Mark Twain increases the believability, or verisimilitude of several of his works by having characters use the dialect and vernacular speech of the American South. For example, Huck Finn's speech makes his character more believable:
I didn't want to go back no more. I had stopped cussing, because the widow didn't like it; but now I took to it again because pap hadn't no objections... But by-and-by pap got too handy with his hick'ry, and I could't stand it. I was all over with welts. He got to going away so much, too, and locking me in. Once he locked me in and was gone three days. It was dreadful lonesome.

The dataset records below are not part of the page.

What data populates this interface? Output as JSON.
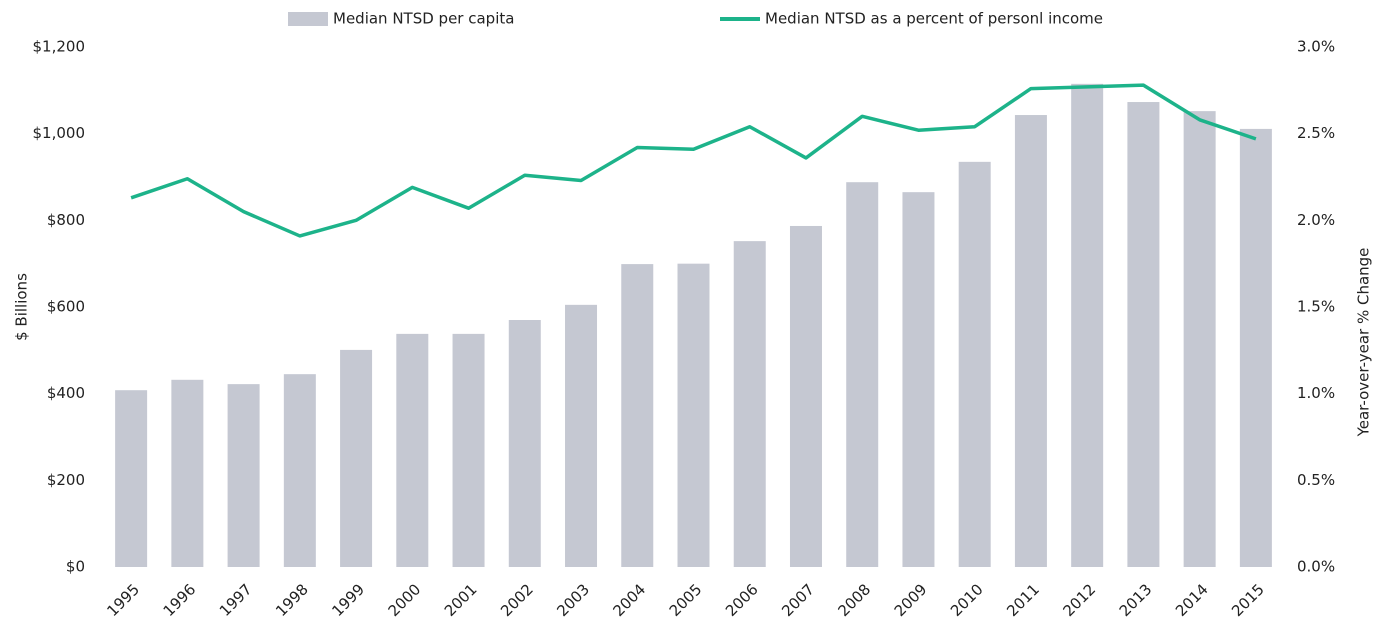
{
  "chart_data": {
    "type": "bar+line",
    "categories": [
      "1995",
      "1996",
      "1997",
      "1998",
      "1999",
      "2000",
      "2001",
      "2002",
      "2003",
      "2004",
      "2005",
      "2006",
      "2007",
      "2008",
      "2009",
      "2010",
      "2011",
      "2012",
      "2013",
      "2014",
      "2015"
    ],
    "series": [
      {
        "name": "Median NTSD per capita",
        "type": "bar",
        "color": "#c5c8d2",
        "axis": "y",
        "values": [
          408,
          432,
          422,
          445,
          501,
          538,
          538,
          570,
          605,
          699,
          700,
          752,
          787,
          888,
          865,
          935,
          1043,
          1115,
          1073,
          1052,
          1011
        ]
      },
      {
        "name": "Median NTSD as a percent of personl income",
        "type": "line",
        "color": "#1db38a",
        "axis": "y2",
        "values": [
          2.13,
          2.24,
          2.05,
          1.91,
          2.0,
          2.19,
          2.07,
          2.26,
          2.23,
          2.42,
          2.41,
          2.54,
          2.36,
          2.6,
          2.52,
          2.54,
          2.76,
          2.77,
          2.78,
          2.58,
          2.47
        ]
      }
    ],
    "ylabel": "$ Billions",
    "y2label": "Year-over-year % Change",
    "ylim": [
      0,
      1200
    ],
    "yticks": [
      {
        "value": 0,
        "label": "$0"
      },
      {
        "value": 200,
        "label": "$200"
      },
      {
        "value": 400,
        "label": "$400"
      },
      {
        "value": 600,
        "label": "$600"
      },
      {
        "value": 800,
        "label": "$800"
      },
      {
        "value": 1000,
        "label": "$1,000"
      },
      {
        "value": 1200,
        "label": "$1,200"
      }
    ],
    "y2lim": [
      0,
      3
    ],
    "y2ticks": [
      {
        "value": 0,
        "label": "0.0%"
      },
      {
        "value": 0.5,
        "label": "0.5%"
      },
      {
        "value": 1,
        "label": "1.0%"
      },
      {
        "value": 1.5,
        "label": "1.5%"
      },
      {
        "value": 2,
        "label": "2.0%"
      },
      {
        "value": 2.5,
        "label": "2.5%"
      },
      {
        "value": 3,
        "label": "3.0%"
      }
    ],
    "grid": false,
    "legend": "top"
  }
}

Ray Bradbury increases verisimilitude in his novel Fahrenheit 451 (a novel about a futuristic society in which firemen burn books) by including references to a "long ago" society that resembles current reality:
They walked still further and the girl said, "Is it true that long ago firemen put fires out instead of
going to start them?"
"No. Houses. have always been fireproof, take my word for it."
"Strange. I heard once that a long time ago houses used to burn by accident and they needed
firemen to stop the flames."
She glanced quickly over. "Why are you laughing?"
J.K. Rowling increases verisimilitude in the Harry Potter series by creating many parallels between Harry's magical wizarding world and the typical experience of an English boarding school student. For example, the students have sports that they play-quiddich, exams they must take, and there are budding love relationships among the girls and boys.